La Carbonara dal 1906
There’s something appealing about a restaurant that lets patrons scribble on the walls. Especially when that restaurant is in Rome, a hub of tourist-heavy eateries, and those scribbles are largely in Italian; it bodes well. But that’s just part of the charm of La Carbonara dal 1906, a Roman trattoria with over a hundred years of experience feeding appreciative locals and visitors. Here, the pasta is fresh, the wine is flowing and the welcome, enjoyed amidst the cosy, pressed together tables, is warm.

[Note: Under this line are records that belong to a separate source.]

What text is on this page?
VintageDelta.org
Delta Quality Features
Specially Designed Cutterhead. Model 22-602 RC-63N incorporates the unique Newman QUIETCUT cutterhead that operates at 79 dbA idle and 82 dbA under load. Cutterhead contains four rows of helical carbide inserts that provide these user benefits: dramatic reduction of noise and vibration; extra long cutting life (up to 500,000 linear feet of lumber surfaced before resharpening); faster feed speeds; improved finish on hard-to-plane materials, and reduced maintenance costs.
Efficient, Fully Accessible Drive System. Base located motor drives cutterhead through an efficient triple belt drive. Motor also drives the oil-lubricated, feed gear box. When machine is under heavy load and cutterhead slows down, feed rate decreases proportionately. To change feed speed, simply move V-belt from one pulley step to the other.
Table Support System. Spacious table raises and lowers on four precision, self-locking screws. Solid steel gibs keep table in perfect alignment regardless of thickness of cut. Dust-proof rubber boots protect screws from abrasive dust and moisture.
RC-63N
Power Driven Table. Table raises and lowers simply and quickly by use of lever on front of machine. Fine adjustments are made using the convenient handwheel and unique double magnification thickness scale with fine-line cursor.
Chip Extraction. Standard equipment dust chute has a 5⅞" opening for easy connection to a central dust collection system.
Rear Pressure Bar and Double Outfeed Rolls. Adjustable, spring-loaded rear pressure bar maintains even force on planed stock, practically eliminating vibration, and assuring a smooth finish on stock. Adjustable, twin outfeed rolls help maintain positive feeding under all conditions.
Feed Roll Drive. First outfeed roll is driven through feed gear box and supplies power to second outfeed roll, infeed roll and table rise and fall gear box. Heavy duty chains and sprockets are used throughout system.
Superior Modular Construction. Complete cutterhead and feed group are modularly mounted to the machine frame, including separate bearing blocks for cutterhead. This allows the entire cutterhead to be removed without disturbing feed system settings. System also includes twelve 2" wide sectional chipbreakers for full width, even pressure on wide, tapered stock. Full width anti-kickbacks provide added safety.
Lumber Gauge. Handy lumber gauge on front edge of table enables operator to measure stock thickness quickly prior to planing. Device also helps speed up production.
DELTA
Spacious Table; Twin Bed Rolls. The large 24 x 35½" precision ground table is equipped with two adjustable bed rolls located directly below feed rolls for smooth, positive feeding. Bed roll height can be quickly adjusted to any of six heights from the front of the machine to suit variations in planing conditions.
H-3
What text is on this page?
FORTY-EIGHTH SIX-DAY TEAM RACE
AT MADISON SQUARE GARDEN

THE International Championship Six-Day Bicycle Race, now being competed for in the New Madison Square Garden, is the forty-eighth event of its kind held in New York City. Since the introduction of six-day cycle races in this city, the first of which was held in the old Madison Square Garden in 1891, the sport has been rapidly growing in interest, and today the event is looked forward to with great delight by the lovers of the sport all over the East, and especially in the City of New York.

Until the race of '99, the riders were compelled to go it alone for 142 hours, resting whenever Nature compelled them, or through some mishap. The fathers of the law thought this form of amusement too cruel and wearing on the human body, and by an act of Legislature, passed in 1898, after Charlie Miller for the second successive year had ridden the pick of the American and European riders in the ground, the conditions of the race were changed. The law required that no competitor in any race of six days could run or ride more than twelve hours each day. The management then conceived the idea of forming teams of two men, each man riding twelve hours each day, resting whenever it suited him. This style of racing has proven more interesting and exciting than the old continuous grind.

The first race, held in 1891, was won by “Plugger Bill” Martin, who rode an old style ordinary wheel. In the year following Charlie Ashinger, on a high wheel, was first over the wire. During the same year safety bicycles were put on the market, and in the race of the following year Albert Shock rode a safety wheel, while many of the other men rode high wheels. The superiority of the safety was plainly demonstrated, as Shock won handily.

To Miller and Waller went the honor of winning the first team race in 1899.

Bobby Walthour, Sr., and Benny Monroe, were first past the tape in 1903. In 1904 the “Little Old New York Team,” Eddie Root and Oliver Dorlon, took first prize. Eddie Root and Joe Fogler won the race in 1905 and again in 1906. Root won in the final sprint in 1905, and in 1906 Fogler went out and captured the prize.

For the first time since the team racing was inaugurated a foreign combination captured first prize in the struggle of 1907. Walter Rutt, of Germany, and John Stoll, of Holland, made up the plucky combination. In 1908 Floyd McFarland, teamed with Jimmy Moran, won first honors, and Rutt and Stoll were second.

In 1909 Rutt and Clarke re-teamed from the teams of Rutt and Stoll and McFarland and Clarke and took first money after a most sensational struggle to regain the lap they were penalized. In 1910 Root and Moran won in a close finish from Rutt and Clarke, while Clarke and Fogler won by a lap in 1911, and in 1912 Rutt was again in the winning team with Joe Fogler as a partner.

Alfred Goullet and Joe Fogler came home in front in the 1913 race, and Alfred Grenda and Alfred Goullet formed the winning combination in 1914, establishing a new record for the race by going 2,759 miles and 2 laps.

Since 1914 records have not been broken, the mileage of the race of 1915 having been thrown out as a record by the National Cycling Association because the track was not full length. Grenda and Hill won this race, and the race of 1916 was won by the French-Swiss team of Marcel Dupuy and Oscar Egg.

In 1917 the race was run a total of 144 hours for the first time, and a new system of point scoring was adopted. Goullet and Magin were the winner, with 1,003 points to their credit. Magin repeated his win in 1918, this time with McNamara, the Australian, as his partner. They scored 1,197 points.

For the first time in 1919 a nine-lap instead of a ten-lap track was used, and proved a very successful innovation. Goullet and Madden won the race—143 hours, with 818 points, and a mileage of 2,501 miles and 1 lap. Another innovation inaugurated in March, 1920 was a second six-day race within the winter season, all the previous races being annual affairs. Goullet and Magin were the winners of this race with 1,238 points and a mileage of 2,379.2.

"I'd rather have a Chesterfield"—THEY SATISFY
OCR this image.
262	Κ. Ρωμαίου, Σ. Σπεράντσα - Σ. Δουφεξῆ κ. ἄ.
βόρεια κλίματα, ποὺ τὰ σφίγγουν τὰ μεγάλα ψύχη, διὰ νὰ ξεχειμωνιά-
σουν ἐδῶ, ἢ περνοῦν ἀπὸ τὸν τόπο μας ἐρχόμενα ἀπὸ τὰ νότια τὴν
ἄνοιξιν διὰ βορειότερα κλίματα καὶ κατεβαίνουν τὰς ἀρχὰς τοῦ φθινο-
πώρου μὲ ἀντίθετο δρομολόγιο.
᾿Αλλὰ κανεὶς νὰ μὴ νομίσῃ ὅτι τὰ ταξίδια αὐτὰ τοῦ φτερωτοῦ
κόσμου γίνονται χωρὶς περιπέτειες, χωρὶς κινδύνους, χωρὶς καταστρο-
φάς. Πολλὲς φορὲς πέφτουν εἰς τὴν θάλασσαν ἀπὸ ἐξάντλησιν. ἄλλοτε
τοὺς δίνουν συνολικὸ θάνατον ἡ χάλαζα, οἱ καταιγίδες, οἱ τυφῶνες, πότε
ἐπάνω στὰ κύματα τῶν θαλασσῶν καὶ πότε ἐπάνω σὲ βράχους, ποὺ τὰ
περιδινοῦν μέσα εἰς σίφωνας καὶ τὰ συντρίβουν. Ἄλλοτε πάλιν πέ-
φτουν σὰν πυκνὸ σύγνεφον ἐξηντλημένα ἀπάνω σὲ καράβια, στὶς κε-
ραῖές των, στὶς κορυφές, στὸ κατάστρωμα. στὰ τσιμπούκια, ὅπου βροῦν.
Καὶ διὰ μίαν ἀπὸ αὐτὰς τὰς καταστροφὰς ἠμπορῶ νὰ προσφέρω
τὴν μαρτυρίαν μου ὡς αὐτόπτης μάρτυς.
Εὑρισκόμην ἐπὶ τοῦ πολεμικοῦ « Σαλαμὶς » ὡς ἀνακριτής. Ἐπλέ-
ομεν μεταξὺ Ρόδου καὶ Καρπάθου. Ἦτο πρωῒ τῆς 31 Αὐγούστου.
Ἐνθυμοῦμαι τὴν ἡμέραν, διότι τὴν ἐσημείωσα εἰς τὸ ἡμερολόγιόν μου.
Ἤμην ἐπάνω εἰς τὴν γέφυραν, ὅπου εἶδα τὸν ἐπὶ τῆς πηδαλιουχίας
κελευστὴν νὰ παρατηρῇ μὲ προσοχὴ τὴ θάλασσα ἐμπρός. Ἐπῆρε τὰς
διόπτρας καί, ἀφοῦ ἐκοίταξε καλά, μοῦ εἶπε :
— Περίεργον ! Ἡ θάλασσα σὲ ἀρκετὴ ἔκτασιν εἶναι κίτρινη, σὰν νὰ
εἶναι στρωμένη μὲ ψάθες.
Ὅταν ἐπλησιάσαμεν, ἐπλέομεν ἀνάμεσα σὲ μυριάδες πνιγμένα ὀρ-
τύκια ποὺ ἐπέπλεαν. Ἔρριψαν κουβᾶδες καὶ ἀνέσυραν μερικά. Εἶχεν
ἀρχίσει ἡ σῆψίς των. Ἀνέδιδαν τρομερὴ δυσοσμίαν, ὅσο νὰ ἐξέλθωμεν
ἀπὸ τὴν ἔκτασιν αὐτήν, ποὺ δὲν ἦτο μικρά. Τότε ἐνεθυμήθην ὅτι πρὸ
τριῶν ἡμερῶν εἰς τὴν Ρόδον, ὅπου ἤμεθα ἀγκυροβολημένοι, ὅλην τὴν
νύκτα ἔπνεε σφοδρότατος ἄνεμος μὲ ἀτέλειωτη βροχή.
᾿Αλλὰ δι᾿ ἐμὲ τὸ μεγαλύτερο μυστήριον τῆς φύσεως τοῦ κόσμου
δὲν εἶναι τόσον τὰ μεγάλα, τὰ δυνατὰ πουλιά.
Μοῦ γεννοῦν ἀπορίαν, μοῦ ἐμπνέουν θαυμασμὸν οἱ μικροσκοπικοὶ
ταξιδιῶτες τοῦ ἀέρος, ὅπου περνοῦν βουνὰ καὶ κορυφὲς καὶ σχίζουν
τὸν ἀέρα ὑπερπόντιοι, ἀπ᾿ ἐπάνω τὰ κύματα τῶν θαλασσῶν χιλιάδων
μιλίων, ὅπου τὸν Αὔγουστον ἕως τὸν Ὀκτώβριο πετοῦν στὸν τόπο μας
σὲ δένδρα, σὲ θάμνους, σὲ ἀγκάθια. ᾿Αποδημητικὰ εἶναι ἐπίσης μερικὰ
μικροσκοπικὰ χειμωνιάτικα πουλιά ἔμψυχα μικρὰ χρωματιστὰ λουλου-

At La Carbonara dal 1906, in keeping with Roman tradition, you can try tripe if you come on a Saturday or sample their take on fried cod if you happen to visit on a Friday. And, when in season, you’ll find artichokes popping up all over the menu, in a salad with lashings of shaved pecorino in one course, then accompanying coratella (lamb’s pluck, or offal) the next. The pasta here, whether enjoyed as a first course or made the main event, is fresh and ranges from pasta e ceci (a brothy dish of pasta and chickpeas) to spaghetti carbonara (from which, surprisingly, the restaurant did not take its name). And there’s plenty of perfectly cooked meat and seafood to enjoy, including the meltingly tender coda alla vaccinara (oxtail stew), if you manage to save room for the secondi.
It’s a rare day when La Carbonara dal 1906 is not filled to the rafters with the murmur of happy diners and the clink of cutlery. In fact, it’s almost always busy, so don’t get deterred if there’s not a table when you first arrive. Just take a stroll around the surrounding streets, enjoy the boho bustle of the Monti district, before trying your luck again.